Кто может до конца постичь овечью философию?
— Добрый вечер, Аника, — ласково поздоровался с девушкой Мати. — Ну, чем ты развлекалась сегодня?
— Сегодня лучше, чем вчера, — ответила она, улыбаясь. — А как у вас дела, люди добрые?
— Неплохо, ласточка ты моя маленькая, — сказал овчар, снимая с плеч сермягу, — а вот скажи-ка, готов ли у тебя ужин?
— Пёркёльт * уже готов, отец.
При слове «пёркёльт» лицо у овчара просияло, ведь для него это праздничная трапеза.
— Иди-ка, сынок Мати, помешай его, пока оно на огне. В таких вещах я человек суеверный… по моему разумению, пёркёльт только тогда вкусен, если и чабан к нему руку приложил.
— Я даже не знаю, хозяин, где плита. Да и не смыслю я ничего в поварских делах.
— Не хитри, мошенник, а делай, что я говорю… И разве не над плитой лили вы с Аникой свинец в ночь на святого Андраша, когда Аника увидела твою физиономию, загадав на своего суженого?
— Ну, не совсем так… — смутившись, проговорил Мати, — Просто фигура такая вылилась, со свирелью за спиной…
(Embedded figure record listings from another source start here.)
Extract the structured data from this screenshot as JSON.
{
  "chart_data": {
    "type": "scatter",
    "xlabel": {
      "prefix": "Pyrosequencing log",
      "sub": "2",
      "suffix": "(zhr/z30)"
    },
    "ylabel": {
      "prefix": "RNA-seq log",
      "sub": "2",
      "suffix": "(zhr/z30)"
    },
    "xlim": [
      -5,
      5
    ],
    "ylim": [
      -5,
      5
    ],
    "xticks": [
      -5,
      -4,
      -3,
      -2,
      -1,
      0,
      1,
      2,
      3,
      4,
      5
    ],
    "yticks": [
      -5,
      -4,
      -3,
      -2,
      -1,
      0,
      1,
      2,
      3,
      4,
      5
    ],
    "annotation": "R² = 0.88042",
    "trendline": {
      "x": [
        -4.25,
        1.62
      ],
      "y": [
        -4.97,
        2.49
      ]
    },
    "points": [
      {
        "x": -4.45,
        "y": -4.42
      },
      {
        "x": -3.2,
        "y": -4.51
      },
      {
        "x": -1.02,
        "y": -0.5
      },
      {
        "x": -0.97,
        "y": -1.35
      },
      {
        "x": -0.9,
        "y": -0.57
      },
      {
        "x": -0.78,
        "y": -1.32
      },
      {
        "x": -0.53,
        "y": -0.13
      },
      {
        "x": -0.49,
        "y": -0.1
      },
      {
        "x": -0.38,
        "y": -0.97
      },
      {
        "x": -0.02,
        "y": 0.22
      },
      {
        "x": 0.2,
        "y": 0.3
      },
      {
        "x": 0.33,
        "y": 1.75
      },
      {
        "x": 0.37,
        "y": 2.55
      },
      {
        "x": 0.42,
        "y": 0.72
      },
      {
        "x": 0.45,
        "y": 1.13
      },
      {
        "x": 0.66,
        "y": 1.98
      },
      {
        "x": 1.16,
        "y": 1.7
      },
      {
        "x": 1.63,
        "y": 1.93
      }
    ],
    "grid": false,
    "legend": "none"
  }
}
— И вовсе то была не свирель, — возразила Аника, — а…
— А что же? — сразу охрипшим голосом спросил Мати.
— Ружье, если ты непременно хочешь знать.
Мати показалось, будто его ножом поразили в самое сердце.
Что это значит? Почему Анике кажется сейчас ружьем то, что до этого считала она свирелью? Какое-то мрачное предчувствие закралось ему в сердце.
Машинально он поспешил запереть за стадом ворота загона.
А мысли Олея тотчас же вернулись к пёркёльту… Впрочем, возможно, они вовсе и не удалялись от него.
— Так пёркёльт, говоришь, будет? Вот это дело, Аника. Можно подумать, что у нас гости.
— А так и есть. Сейчас гость будет здесь.
— Кто же он?
— Да уж одно верно — очень даже особенный человек, — ответила Аника.
— Я его знаю?
— Нет, нет. Из господ он, какой-то охотник… Я никогда раньше не видела его.
— И вовсе он, дочка, не охотник — небось писака какой-нибудь из комитатской управы. Вот уж, право, не могут оставить человека в покое…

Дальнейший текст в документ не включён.